Started by Mario, Today at 03:19:33 PM

Previous topic - Next topic

Mario

A few hours ago, Google released their latest Gemma 3 model publicly. This model is based on Gemini 2.
See Google's blog post for more information.

Ollama added support for it maybe a couple of hours ago. See https://ollama.com/library/gemma3 for more info.
Ollama offers Gemma in several sizes. I've added support for the 4b and 12b versions to AutoTagger.

The 27b Model needs at least 30 GB RAM on the graphic card and Ollama allocates over 100GB (not MB!) of RAM trying to run it on my computer. This was kinda scary because my PC became so busy swapping memory to disk that it came to a standstill - even the mouse cursor took seconds to move :-\
I decided not to include a configuration for this size :)

This is the first Google model supported by AutoTagger, because this is the first I'm aware of of that is multimodal, aka it understands images and does not need a data center graphic card.


The 4b version needs about 5 GB RAM on the graphic card and should run fine on "normal" graphic cards.
For the 12b version, a 16 GB graphic card is required (or a lot more time).

What makes this model stand out, after my initial tests this hour, is that it supports 140 different languages?!
Asking it to produce descriptions and keywords in German produces much better results than LLaVA or the LLama Vision model.

The Gemma model also seems to know more about places and landmarks, despite having been condensed down to 12b or 4b parameters.

I will include an updated configuration file for AutoTagger with the next IMatch release.
If you want it right now, let me know and I'll attach it and post instructions.

rienvanham

Hi Mario,

It would be fantastic if the AutoTagger could produce keywords in the Dutch language. Off course I can wait until the next release. Do you also offer a kind of manual how to configure this?
I have an 3090 nVidia card with 24 GB of memory.

Thanks on forehand,

Rien.

mastodon

Great! I only have a very old card with only 2 Gb memeory, but I am considering a new PC. This a good hint, what to buy.

Mario

#3
Installation works the same for all Ollama models.
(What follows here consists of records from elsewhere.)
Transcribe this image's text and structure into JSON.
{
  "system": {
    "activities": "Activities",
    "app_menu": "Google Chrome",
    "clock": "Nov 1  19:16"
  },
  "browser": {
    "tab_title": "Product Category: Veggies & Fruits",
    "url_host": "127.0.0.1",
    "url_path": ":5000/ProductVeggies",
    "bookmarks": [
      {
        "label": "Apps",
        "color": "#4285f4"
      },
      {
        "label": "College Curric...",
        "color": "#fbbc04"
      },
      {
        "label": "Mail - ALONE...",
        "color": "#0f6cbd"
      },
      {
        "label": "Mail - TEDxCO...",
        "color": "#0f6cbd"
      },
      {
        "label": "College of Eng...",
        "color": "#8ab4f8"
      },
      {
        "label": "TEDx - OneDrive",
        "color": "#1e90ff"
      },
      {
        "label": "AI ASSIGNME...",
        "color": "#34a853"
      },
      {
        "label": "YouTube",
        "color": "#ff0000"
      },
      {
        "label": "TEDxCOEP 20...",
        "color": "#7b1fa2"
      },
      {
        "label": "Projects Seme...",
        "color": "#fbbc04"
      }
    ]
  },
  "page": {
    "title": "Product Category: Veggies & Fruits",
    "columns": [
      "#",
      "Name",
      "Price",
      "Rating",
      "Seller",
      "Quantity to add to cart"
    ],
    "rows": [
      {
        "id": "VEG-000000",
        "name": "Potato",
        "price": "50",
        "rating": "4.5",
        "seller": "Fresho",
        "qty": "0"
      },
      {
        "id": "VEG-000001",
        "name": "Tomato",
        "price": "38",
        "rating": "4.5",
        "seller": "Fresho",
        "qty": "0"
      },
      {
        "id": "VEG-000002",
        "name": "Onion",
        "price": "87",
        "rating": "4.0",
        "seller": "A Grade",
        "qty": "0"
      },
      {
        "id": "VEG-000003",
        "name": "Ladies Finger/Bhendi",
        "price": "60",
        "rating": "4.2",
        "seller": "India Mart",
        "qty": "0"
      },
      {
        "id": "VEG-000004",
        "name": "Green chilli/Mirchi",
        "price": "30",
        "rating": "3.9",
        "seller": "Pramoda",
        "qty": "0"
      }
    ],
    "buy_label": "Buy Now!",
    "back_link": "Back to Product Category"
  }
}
See Ollama in the IMatch help. There is also a video tutorial I made.

A 3090 with 24GB VRAM will work very nicely with the 12b version of Gemma.
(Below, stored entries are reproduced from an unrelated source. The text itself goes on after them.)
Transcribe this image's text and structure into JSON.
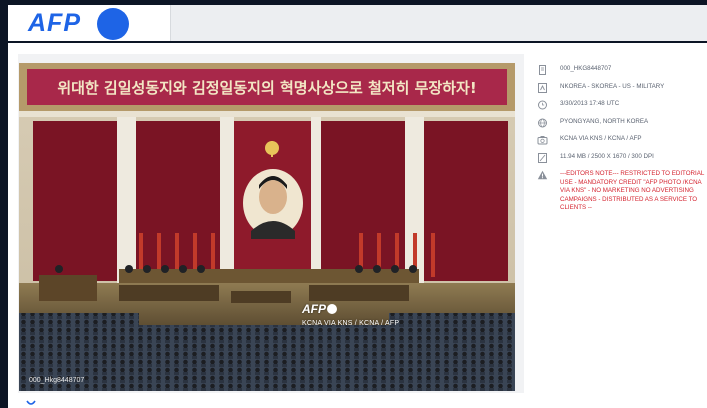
{
  "header": {
    "logo_text": "AFP"
  },
  "photo": {
    "banner_text": "위대한 김일성동지와 김정일동지의 혁명사상으로 철저히 무장하자!",
    "watermark_logo": "AFP",
    "watermark_credit": "KCNA VIA KNS / KCNA / AFP",
    "overlay_id": "000_Hkg8448707"
  },
  "meta": {
    "id": "000_Hkg8448707",
    "keywords": "NKOREA - SKOREA - US - MILITARY",
    "date": "3/30/2013 17:48 UTC",
    "location": "PYONGYANG, NORTH KOREA",
    "credit": "KCNA VIA KNS / KCNA / AFP",
    "size": "11.94 Mb / 2500 x 1670 / 300 dpi",
    "note": "---EDITORS NOTE--- RESTRICTED TO EDITORIAL USE - MANDATORY CREDIT \"AFP PHOTO /KCNA VIA KNS\" - NO MARKETING NO ADVERTISING CAMPAIGNS - DISTRIBUTED AS A SERVICE TO CLIENTS --"
  },
  "colors": {
    "accent": "#1e64e6",
    "note_red": "#d4232f",
    "background": "#0c1525"
  },
  "icons": [
    "image-icon",
    "tag-icon",
    "clock-icon",
    "globe-icon",
    "camera-icon",
    "resize-icon",
    "warning-icon"
  ]
}
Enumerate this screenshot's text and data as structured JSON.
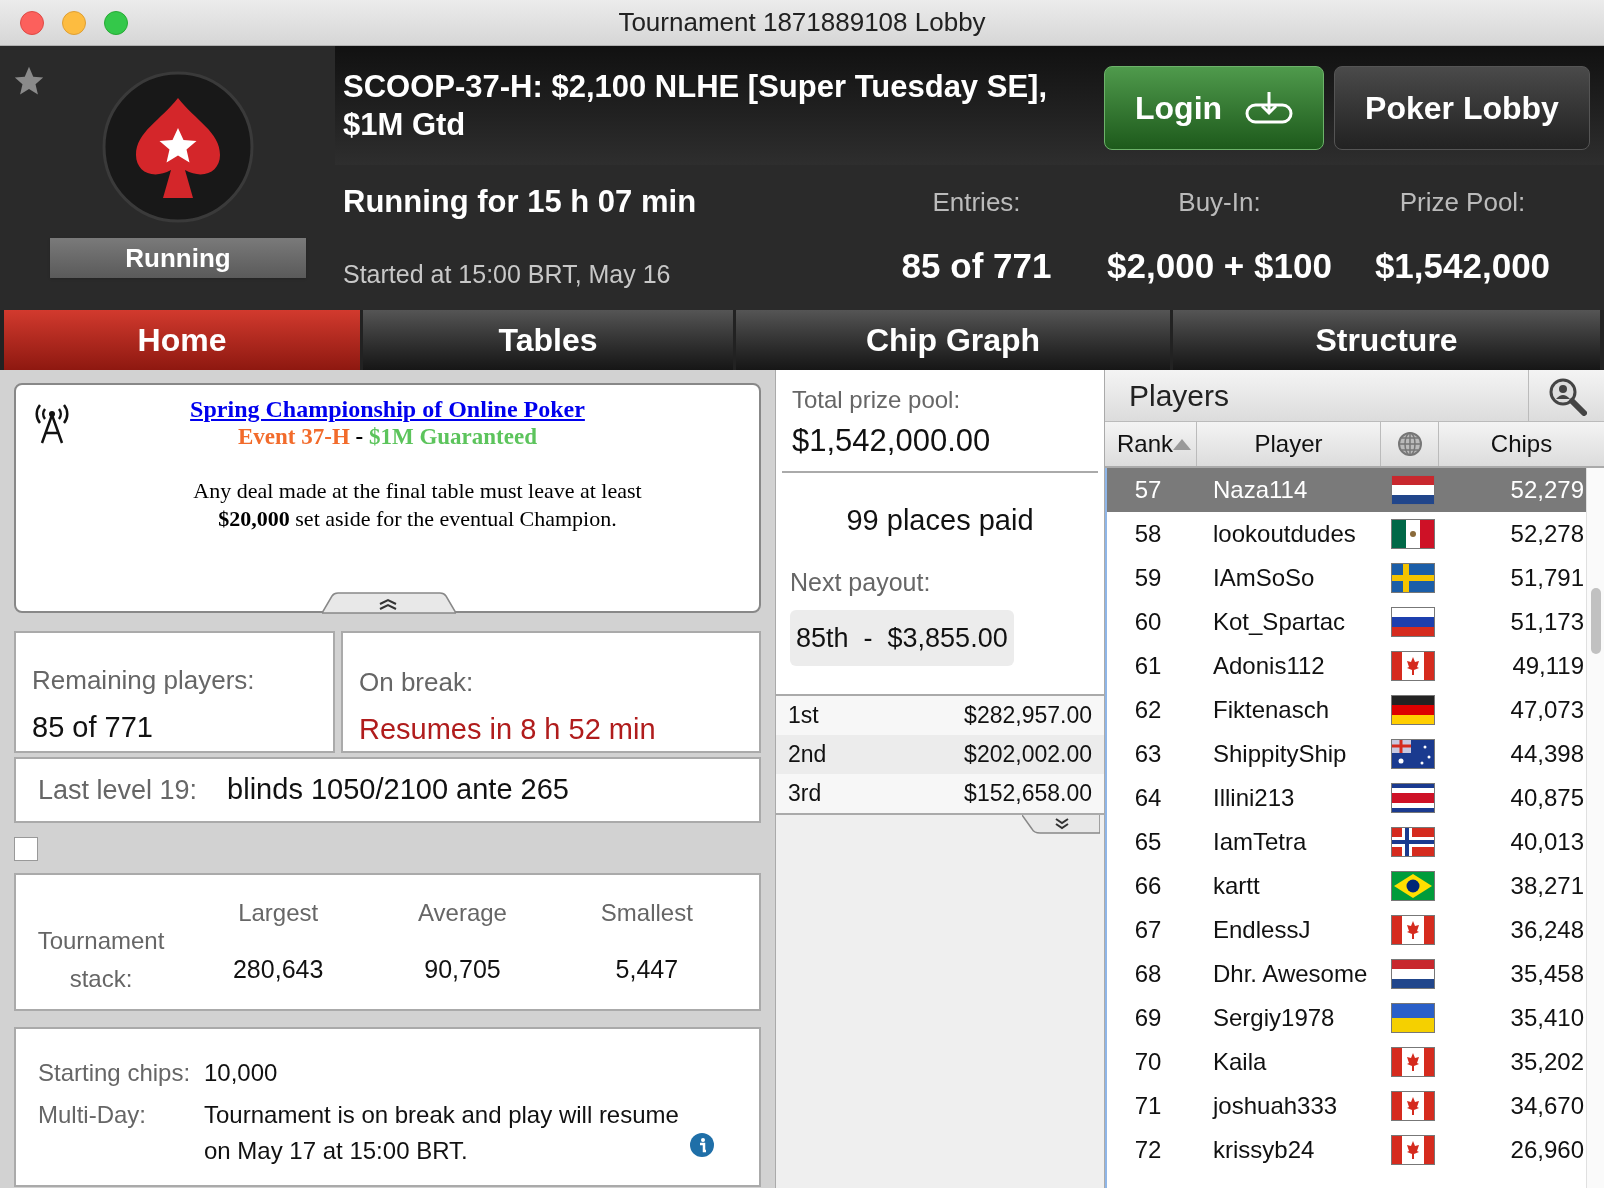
{
  "window": {
    "title": "Tournament 1871889108 Lobby"
  },
  "header": {
    "status": "Running",
    "title_line_1": "SCOOP-37-H: $2,100 NLHE [Super Tuesday SE],",
    "title_line_2": "$1M Gtd",
    "running_for": "Running for 15 h 07 min",
    "started": "Started at 15:00 BRT, May 16",
    "buttons": [
      {
        "label": "Login",
        "kind": "login"
      },
      {
        "label": "Poker Lobby",
        "kind": "plain"
      }
    ],
    "stats": [
      {
        "label": "Entries:",
        "value": "85 of 771"
      },
      {
        "label": "Buy-In:",
        "value": "$2,000 + $100"
      },
      {
        "label": "Prize Pool:",
        "value": "$1,542,000"
      }
    ]
  },
  "tabs": [
    {
      "label": "Home",
      "selected": true
    },
    {
      "label": "Tables",
      "selected": false
    },
    {
      "label": "Chip Graph",
      "selected": false
    },
    {
      "label": "Structure",
      "selected": false
    }
  ],
  "notice": {
    "link": "Spring Championship of Online Poker",
    "subtitle_parts": [
      {
        "text": "Event 37-H",
        "color": "#f26b2b"
      },
      {
        "text": " - ",
        "color": "#000000"
      },
      {
        "text": "$1M Guaranteed",
        "color": "#5cc45c"
      }
    ],
    "body": "Any deal made at the final table must leave at least **$20,000** set aside for the eventual Champion."
  },
  "remaining": {
    "label": "Remaining players:",
    "value": "85 of 771"
  },
  "break": {
    "label": "On break:",
    "value": "Resumes in 8 h 52 min"
  },
  "last_level": {
    "label": "Last level 19:",
    "value": "blinds 1050/2100 ante 265"
  },
  "option_checkbox": {
    "checked": false
  },
  "stack": {
    "label": "Tournament stack:",
    "columns": [
      {
        "label": "Largest",
        "value": "280,643"
      },
      {
        "label": "Average",
        "value": "90,705"
      },
      {
        "label": "Smallest",
        "value": "5,447"
      }
    ]
  },
  "info": [
    {
      "label": "Starting chips:",
      "value": "10,000"
    },
    {
      "label": "Multi-Day:",
      "value": "Tournament is on break and play will resume on May 17 at 15:00 BRT.",
      "info_icon": true
    }
  ],
  "prizes": {
    "total_label": "Total prize pool:",
    "total": "$1,542,000.00",
    "places_paid": "99 places paid",
    "next_label": "Next payout:",
    "next": "85th  -  $3,855.00",
    "places": [
      {
        "place": "1st",
        "amount": "$282,957.00"
      },
      {
        "place": "2nd",
        "amount": "$202,002.00"
      },
      {
        "place": "3rd",
        "amount": "$152,658.00"
      }
    ]
  },
  "players": {
    "title": "Players",
    "columns": [
      "Rank",
      "Player",
      "Chips"
    ],
    "rows": [
      {
        "rank": "57",
        "name": "Naza114",
        "kind": "netherlands",
        "chips": "52,279",
        "selected": true
      },
      {
        "rank": "58",
        "name": "lookoutdudes",
        "kind": "mexico",
        "chips": "52,278",
        "selected": false
      },
      {
        "rank": "59",
        "name": "IAmSoSo",
        "kind": "sweden",
        "chips": "51,791",
        "selected": false
      },
      {
        "rank": "60",
        "name": "Kot_Spartac",
        "kind": "russia",
        "chips": "51,173",
        "selected": false
      },
      {
        "rank": "61",
        "name": "Adonis112",
        "kind": "canada",
        "chips": "49,119",
        "selected": false
      },
      {
        "rank": "62",
        "name": "Fiktenasch",
        "kind": "germany",
        "chips": "47,073",
        "selected": false
      },
      {
        "rank": "63",
        "name": "ShippityShip",
        "kind": "australia",
        "chips": "44,398",
        "selected": false
      },
      {
        "rank": "64",
        "name": "Illini213",
        "kind": "costa_rica",
        "chips": "40,875",
        "selected": false
      },
      {
        "rank": "65",
        "name": "IamTetra",
        "kind": "norway",
        "chips": "40,013",
        "selected": false
      },
      {
        "rank": "66",
        "name": "kartt",
        "kind": "brazil",
        "chips": "38,271",
        "selected": false
      },
      {
        "rank": "67",
        "name": "EndlessJ",
        "kind": "canada",
        "chips": "36,248",
        "selected": false
      },
      {
        "rank": "68",
        "name": "Dhr. Awesome",
        "kind": "netherlands",
        "chips": "35,458",
        "selected": false
      },
      {
        "rank": "69",
        "name": "Sergiy1978",
        "kind": "ukraine",
        "chips": "35,410",
        "selected": false
      },
      {
        "rank": "70",
        "name": "Kaila",
        "kind": "canada",
        "chips": "35,202",
        "selected": false
      },
      {
        "rank": "71",
        "name": "joshuah333",
        "kind": "canada",
        "chips": "34,670",
        "selected": false
      },
      {
        "rank": "72",
        "name": "krissyb24",
        "kind": "canada",
        "chips": "26,960",
        "selected": false
      }
    ]
  }
}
I've made a quick text with the default prompts shown in the help for description and keyword, just adding the "in Dutch" phrase to the prompt. This is what I got from Gemma 12b. Any good?

Image3.jpg

Mario

Quote from: mastodon on Today at 07:24:14 PMGreat! I only have a very old card with only 2 Gb memeory, but I am considering a new PC. This a good hint, what to buy.
Get the biggest NVIDIA card you can afford. 16 VRAM with a 256 bit memory bus is ideal for fast local AI.
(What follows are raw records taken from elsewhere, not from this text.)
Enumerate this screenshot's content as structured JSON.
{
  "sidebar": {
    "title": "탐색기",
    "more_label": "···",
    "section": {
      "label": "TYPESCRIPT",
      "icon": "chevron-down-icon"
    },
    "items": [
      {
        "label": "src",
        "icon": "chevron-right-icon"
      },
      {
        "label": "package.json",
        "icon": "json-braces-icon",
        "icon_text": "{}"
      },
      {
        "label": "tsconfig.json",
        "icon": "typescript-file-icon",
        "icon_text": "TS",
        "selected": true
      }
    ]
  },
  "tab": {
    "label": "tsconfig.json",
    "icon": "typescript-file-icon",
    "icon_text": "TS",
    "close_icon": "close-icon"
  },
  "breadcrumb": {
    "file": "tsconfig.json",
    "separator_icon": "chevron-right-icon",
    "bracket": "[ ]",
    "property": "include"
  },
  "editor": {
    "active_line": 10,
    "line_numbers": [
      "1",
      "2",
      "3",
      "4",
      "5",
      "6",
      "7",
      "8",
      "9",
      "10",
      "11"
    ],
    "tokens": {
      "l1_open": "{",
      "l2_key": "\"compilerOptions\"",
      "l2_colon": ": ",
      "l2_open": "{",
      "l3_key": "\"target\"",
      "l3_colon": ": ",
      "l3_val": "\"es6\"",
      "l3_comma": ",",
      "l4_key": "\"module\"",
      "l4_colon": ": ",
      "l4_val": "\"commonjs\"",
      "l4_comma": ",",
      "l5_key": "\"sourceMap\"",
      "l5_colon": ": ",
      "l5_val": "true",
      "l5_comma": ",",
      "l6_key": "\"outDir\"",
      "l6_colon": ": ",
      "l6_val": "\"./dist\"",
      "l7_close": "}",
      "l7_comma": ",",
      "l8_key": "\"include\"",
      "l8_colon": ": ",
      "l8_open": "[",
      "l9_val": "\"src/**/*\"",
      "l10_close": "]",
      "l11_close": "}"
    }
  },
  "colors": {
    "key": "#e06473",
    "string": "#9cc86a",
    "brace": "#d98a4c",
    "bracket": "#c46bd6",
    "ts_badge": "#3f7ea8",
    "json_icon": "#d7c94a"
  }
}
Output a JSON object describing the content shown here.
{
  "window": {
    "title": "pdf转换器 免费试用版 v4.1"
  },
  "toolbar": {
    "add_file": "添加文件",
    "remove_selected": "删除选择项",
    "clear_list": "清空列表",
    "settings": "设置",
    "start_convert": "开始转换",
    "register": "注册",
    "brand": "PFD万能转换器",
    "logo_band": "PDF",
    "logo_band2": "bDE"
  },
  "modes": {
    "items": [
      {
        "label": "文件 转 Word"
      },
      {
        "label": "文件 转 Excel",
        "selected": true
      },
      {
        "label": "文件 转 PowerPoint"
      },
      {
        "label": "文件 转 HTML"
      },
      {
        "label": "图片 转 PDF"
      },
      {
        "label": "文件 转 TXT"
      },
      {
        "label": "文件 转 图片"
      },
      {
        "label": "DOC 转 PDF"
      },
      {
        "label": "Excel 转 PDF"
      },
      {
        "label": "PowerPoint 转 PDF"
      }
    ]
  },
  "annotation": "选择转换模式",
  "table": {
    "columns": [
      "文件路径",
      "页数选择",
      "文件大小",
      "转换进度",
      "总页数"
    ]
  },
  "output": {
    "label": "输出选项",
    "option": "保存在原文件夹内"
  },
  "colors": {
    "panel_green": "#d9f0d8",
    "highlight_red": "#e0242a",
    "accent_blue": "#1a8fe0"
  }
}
I assume that models will get smaller and require less compute (aka GPU power) over time, but, for now, having enough VRAM on the graphic card to hold the entire model in memory is essential for good performance.

My 4060TI has 16GB but only a 128 bit memory bus. There was a 400$ difference between this card and the next higher card with a 256 bit memory but. I wanted to have local AI, but not that badly ;D

Smaller models like the Gemma 4b or the LLaVA 7b run OK even on the 3060 mobile with 8GB in my laptop. Very usable.
Larger models are better, but also require more VRAM on the GPU - and that's costly. For 500$ you can buy a lot of cloud-based AI from OpenAI or Mistral. Always a point to consider.

A new move is started by AMD (and I'm sure Intel at some point in time). They seem to be switching to a unified memory model (like Apple uses for the M* chips), where CPU, GPU (graphic card) and NPU (neural processing unit for AI) share common (very fast) RAM. For example: https://www.techspot.com/news/106238-amd-ryzen-ai-max-brings-monstrous-40-core.html where the powerful CPU has 128 GB of RAM to share with the graphic card. This is good for large AI models, if the graphic unit can compete with NVIDIA.

sybersitizen

Thats good news!

Quote from: Mario on Today at 03:19:33 PMThe 4b version needs about 5 GB RAM on the graphic card and should run fine on "normal" graphic cards.

I wonder if my 4GB card would be okay. If the answer is maybe, I'll try it when the IMatch is updated.

Mario

Quote from: sybersitizen on Today at 08:02:57 PMI wonder if my 4GB card would be okay. If the answer is maybe, I'll try it when the IMatch is updated
Usually 1GB or more of VRAM are already used by Windows, Desktop Manager (dwm,exe) etc. Check in Windows Task Manager to see how much of the VRAM is actually available.

Just try it. Cannot harm.

Ollama automatically swaps to normal RAM when it cannot fit the entire model into VRAM. And some of the modern models use a "mix of expert", where parts of the model are not needed for specific tasks, and when they are not in VRAM it does not matter.